Le 20  mars, les Toukans et l’UTG éclairage décident de fermer le rond point du Centre spatial guyanais afin de se faire entendre. 
Le tir Ariane, prévu initialement, est reporté. Un mouvement qui fait boule de neige : les transporteurs bloquent le Port de Dégrad des Cannes, les agriculteurs font le siège de l’Agence de service et de paiement de Baduel, Saint Laurent le chef lieu de l’ouest et Mana sont paralysés à leur tour.
A Kourou, une manifestation emmenée par quelques élus se produit sur la route menant au Centre Spatial, les forces de l’ordre font usage de gaz lacrymogène. Les élus et les manifestants sont gazés. Un geste unanimement condamné, la population est en émoi.

Le mouvement s’étend


Deux jours après, les principales portes de la ville sont bloquées par les collectifs constitués par la population. La circulation est interdite de fait, en dehors de l'île de Cayenne. Les revendications restent les mêmes : la venue  en Guyane des différents Ministres du Gouvernement.
La Guyane s’enflamme et exprime ses doléances : santé, insécurité, social, économie …Un malaise persistant, général qui le temps des mois de mars et avril aura enfin trouvé un exutoire.

Bilan amer 


Un an après, le bilan est mitigé.
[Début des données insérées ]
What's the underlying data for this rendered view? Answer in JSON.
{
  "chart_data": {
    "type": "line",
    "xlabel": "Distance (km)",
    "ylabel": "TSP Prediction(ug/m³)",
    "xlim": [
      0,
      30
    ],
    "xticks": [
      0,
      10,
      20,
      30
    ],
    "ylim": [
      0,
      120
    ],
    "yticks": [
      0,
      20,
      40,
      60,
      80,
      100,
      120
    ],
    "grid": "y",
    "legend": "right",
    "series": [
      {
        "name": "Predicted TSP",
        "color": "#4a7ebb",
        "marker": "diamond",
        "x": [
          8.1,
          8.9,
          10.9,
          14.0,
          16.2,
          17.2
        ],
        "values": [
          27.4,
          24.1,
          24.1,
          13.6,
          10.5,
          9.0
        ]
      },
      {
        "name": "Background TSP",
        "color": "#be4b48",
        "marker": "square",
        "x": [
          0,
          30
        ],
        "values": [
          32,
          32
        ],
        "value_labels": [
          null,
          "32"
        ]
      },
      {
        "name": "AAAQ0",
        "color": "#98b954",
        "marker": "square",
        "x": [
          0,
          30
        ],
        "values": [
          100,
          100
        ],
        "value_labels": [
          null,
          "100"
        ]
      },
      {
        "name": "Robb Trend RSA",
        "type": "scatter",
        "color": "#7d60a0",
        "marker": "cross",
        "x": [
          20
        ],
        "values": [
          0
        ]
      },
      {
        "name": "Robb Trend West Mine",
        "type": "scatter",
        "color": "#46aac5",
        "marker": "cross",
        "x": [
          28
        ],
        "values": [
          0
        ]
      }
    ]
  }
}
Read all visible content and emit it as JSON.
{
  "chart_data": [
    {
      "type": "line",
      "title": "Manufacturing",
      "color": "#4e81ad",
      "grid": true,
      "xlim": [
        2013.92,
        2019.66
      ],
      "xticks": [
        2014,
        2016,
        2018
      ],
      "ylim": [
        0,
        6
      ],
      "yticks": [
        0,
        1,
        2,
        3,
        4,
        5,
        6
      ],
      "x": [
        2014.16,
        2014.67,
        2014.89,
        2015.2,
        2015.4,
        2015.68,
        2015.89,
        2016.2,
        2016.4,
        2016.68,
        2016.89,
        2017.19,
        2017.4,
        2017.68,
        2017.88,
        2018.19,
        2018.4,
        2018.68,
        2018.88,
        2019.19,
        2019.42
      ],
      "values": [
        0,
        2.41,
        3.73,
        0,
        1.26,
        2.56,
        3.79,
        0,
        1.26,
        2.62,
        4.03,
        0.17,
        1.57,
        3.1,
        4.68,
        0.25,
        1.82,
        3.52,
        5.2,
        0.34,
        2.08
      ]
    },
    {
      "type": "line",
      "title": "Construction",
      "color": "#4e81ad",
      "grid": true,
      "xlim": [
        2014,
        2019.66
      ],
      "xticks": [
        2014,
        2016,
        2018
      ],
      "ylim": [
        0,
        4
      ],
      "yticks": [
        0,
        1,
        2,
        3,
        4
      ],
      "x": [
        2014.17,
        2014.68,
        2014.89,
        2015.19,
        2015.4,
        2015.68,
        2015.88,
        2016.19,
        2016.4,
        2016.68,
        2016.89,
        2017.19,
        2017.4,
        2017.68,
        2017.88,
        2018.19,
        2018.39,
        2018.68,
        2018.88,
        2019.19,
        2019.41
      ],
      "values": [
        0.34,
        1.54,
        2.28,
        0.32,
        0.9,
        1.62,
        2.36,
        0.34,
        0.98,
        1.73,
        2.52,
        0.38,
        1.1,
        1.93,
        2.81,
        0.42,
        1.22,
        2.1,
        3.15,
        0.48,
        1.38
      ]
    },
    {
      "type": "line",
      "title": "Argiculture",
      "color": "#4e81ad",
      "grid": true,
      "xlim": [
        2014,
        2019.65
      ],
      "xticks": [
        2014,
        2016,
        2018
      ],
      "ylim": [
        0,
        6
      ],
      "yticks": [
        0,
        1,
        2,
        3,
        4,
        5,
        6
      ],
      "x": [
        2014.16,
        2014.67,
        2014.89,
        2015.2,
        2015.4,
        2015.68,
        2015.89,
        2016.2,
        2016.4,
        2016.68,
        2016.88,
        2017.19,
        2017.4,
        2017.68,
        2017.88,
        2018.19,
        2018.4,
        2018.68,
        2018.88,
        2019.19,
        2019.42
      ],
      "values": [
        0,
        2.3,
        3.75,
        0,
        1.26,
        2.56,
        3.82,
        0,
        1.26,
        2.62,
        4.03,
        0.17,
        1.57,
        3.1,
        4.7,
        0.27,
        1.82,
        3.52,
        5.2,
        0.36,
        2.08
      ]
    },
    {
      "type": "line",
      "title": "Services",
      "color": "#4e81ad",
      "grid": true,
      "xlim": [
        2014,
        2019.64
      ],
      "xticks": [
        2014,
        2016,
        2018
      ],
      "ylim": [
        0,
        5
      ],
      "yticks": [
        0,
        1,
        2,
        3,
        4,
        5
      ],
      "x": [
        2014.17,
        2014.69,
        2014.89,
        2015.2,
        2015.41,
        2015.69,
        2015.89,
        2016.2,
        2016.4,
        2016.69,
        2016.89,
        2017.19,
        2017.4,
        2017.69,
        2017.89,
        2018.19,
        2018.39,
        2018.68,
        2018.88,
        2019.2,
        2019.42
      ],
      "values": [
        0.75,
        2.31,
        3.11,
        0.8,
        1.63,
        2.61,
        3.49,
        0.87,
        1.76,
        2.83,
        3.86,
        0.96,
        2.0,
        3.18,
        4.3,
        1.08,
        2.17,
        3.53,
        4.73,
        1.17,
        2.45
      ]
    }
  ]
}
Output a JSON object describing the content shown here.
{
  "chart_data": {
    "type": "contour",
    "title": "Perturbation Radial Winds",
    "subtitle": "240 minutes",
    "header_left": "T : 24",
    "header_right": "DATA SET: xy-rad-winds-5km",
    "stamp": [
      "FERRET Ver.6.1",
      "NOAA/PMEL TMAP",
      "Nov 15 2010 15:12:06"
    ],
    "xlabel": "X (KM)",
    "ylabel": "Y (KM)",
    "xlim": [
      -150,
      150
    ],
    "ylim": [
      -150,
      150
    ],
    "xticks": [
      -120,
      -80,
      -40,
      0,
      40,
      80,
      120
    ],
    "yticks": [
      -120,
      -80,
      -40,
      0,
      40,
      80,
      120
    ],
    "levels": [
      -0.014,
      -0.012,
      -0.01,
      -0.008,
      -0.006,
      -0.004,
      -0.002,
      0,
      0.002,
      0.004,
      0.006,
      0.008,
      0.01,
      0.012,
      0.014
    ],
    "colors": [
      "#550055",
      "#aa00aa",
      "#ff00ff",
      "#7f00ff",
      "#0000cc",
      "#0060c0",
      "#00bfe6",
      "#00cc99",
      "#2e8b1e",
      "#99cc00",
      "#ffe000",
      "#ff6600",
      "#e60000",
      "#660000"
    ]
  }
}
Le Kolektif Pou Lagwiyann Dékolé s’est divisé. Les 500 frères se sont sclérosés. Deux associations sont nées de cette scission : les 500 frères emmenés par Olivier Goudet  et les Grands frères par Mickaël Mancé et José Achille.
Le gouvernement d’Emmanuel Macron soutient aujourd’hui que les principales revendications recensées à l’époque, seront satisfaites.
Cependant ce mouvement laisse un goût amer. La belle unité, s’est transformée au fur et à mesure, en divisions et querelles jetant l’opprobre sur un mouvement dont les revendications restent légitimes. La Guyane, terre de contrastes et d'inégalités n’aura jamais aussi bien porté son nom.